Il faut le souligner, l’industrie pétrolière n’a qu’elle-même à blâmer pour l’hostilité du Québec à tout nouveau projet de pipeline. 

Seuls l’arrogance et l’aveuglement ont pu faire croire à Trans-Canada que c’était une bonne idée d’installer un mégaterminal à Gros-Cacouna, en pleine pouponnière des bélugas, dans le cadre de son défunt projet d’Énergie Est. 

On ne peut que s’interroger sur le manque de clairvoyance des architectes de GNL Québec qui espéraient faire passer 320 méthaniers par an en plein fjord du Saguenay et de ses aires marines protégées. 

Il est ainsi devenu bien facile pour la classe politique progressiste de démoniser les pipelines. Ça ne coûtait pas cher et ça entretenait l’illusion d’un engagement ferme pour le climat. Je dis bien illusion, car pendant tout ce temps nos GES ont augmenté, tout comme notre consommation de pétrole.

Œillères

La défense des bélugas et la vertu climatique ont cependant privé le Canada d’un aspect essentiel du débat sur le développement de sa filière énergétique. Je parle ici de l’influence stratégique. Le pouvoir de libérer l’Europe de l’épée de Damoclès russe qui la tient en quasi-otage depuis des années.

Le poids du Canada dans les efforts pour contrer les ambitions de Vladimir Poutine aurait été décuplé si le Canada avait pu offrir à l’Europe, mais aussi aux États-Unis, une alternative au gaz et au pétrole russes. Car il ne faut pas oublier que la Russie fournit 40 % des besoins en énergie fossile de l’Europe, et quelque 600 000 barils par jour aux États-Unis !

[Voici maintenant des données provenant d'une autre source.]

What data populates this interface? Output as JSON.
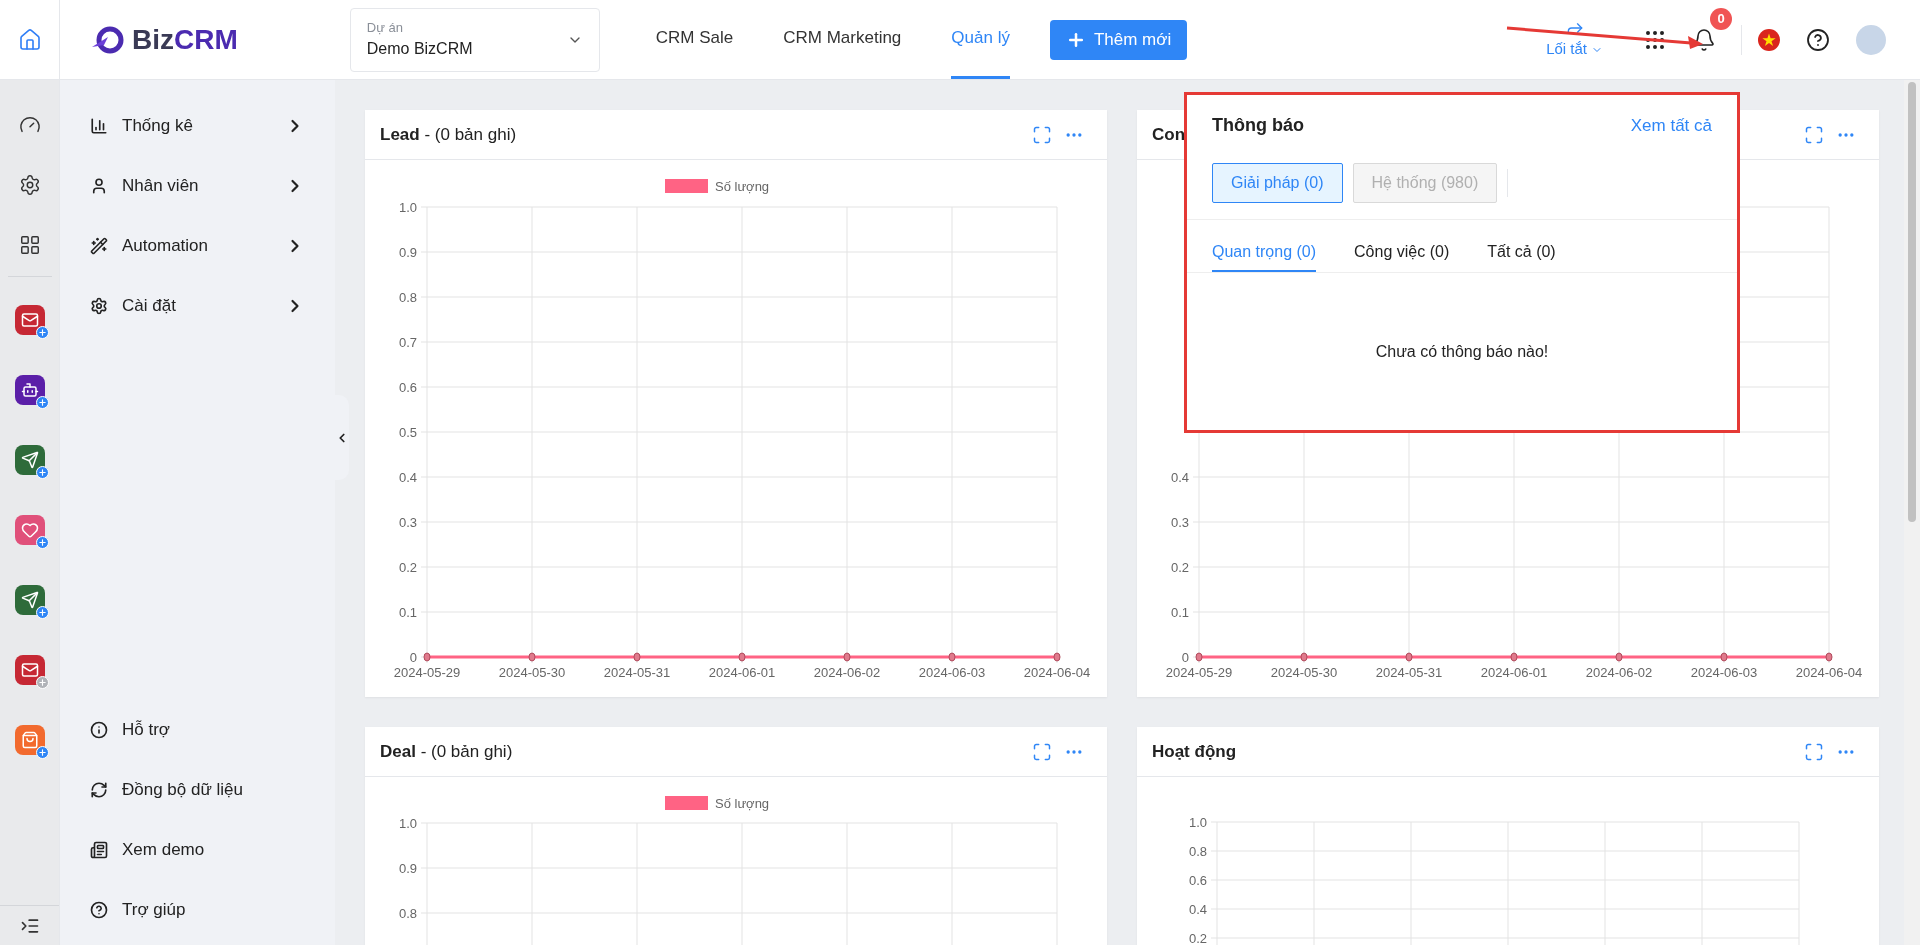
{
  "topbar": {
    "logo": {
      "first": "Biz",
      "second": "CRM"
    },
    "project": {
      "label": "Dự án",
      "value": "Demo BizCRM"
    },
    "nav": [
      {
        "label": "CRM Sale",
        "selected": false
      },
      {
        "label": "CRM Marketing",
        "selected": false
      },
      {
        "label": "Quản lý",
        "selected": true
      }
    ],
    "add_button": "Thêm mới",
    "shortcut": "Lối tắt",
    "notification_count": "0"
  },
  "rail": {
    "apps": [
      {
        "kind": "mail",
        "color": "#c62834",
        "active": true
      },
      {
        "kind": "bot",
        "color": "#5b1fa8",
        "active": true
      },
      {
        "kind": "send",
        "color": "#2e6b3a",
        "active": true
      },
      {
        "kind": "heart",
        "color": "#e0507a",
        "active": true
      },
      {
        "kind": "send",
        "color": "#2e6b3a",
        "active": true
      },
      {
        "kind": "mail",
        "color": "#c62834",
        "active": false
      },
      {
        "kind": "bag",
        "color": "#f26a2e",
        "active": true
      }
    ]
  },
  "sidebar": {
    "menu": [
      {
        "label": "Thống kê",
        "kind": "chart"
      },
      {
        "label": "Nhân viên",
        "kind": "user"
      },
      {
        "label": "Automation",
        "kind": "wand"
      },
      {
        "label": "Cài đặt",
        "kind": "gear"
      }
    ],
    "bottom": [
      {
        "label": "Hỗ trợ",
        "kind": "info"
      },
      {
        "label": "Đồng bộ dữ liệu",
        "kind": "sync"
      },
      {
        "label": "Xem demo",
        "kind": "demo"
      },
      {
        "label": "Trợ giúp",
        "kind": "help"
      }
    ]
  },
  "cards": [
    {
      "title": "**Lead** - (0 bản ghi)",
      "kind": "full",
      "chart_data": {
        "type": "line",
        "grid": true,
        "categories": [
          "2024-05-29",
          "2024-05-30",
          "2024-05-31",
          "2024-06-01",
          "2024-06-02",
          "2024-06-03",
          "2024-06-04"
        ],
        "series": [
          {
            "name": "Số lượng",
            "color": "#ff6384",
            "marker": true,
            "values": [
              0,
              0,
              0,
              0,
              0,
              0,
              0
            ]
          }
        ],
        "ylim": [
          0,
          1
        ],
        "yticks": [
          0,
          0.1,
          0.2,
          0.3,
          0.4,
          0.5,
          0.6,
          0.7,
          0.8,
          0.9,
          {
            "value": 1,
            "label": "1.0"
          }
        ]
      }
    },
    {
      "title": "**Con**",
      "kind": "full",
      "chart_data": {
        "type": "line",
        "grid": true,
        "categories": [
          "2024-05-29",
          "2024-05-30",
          "2024-05-31",
          "2024-06-01",
          "2024-06-02",
          "2024-06-03",
          "2024-06-04"
        ],
        "series": [
          {
            "color": "#ff6384",
            "marker": true,
            "values": [
              0,
              0,
              0,
              0,
              0,
              0,
              0
            ]
          }
        ],
        "ylim": [
          0,
          1
        ],
        "yticks": [
          0,
          0.1,
          0.2,
          0.3,
          0.4
        ]
      }
    },
    {
      "title": "**Deal** - (0 bản ghi)",
      "kind": "partial",
      "legend": {
        "label": "Số lượng",
        "color": "#ff6384"
      },
      "y_tick_labels": [
        "1.0",
        "0.9",
        "0.8"
      ]
    },
    {
      "title": "**Hoạt động**",
      "kind": "partial",
      "y_tick_labels": [
        "1.0",
        "0.8",
        "0.6",
        "0.4",
        "0.2"
      ]
    }
  ],
  "notifications": {
    "title": "Thông báo",
    "view_all": "Xem tất cả",
    "groups": [
      {
        "label": "Giải pháp (0)",
        "selected": true
      },
      {
        "label": "Hệ thống (980)",
        "selected": false
      }
    ],
    "tabs": [
      {
        "label": "Quan trọng (0)",
        "selected": true
      },
      {
        "label": "Công việc (0)",
        "selected": false
      },
      {
        "label": "Tất cả (0)",
        "selected": false
      }
    ],
    "empty": "Chưa có thông báo nào!"
  }
}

Certes, le choix est controversé. Déjà, le mouvement environnemental s’indigne de voir la guerre instrumentalisée au profit de l’industrie des combustibles fossiles.

Mais pendant combien de temps le Canada devra-t-il faire semblant qu’il ne détient pas la quatrième réserve mondiale de gaz naturel, dont la demande ne cessera d’augmenter à titre d’énergie de transition ?

Pendant combien de temps, surtout, sous prétexte d’entretenir une fausse vertu climatique, allons-nous éviter un débat éclairé sur la question ?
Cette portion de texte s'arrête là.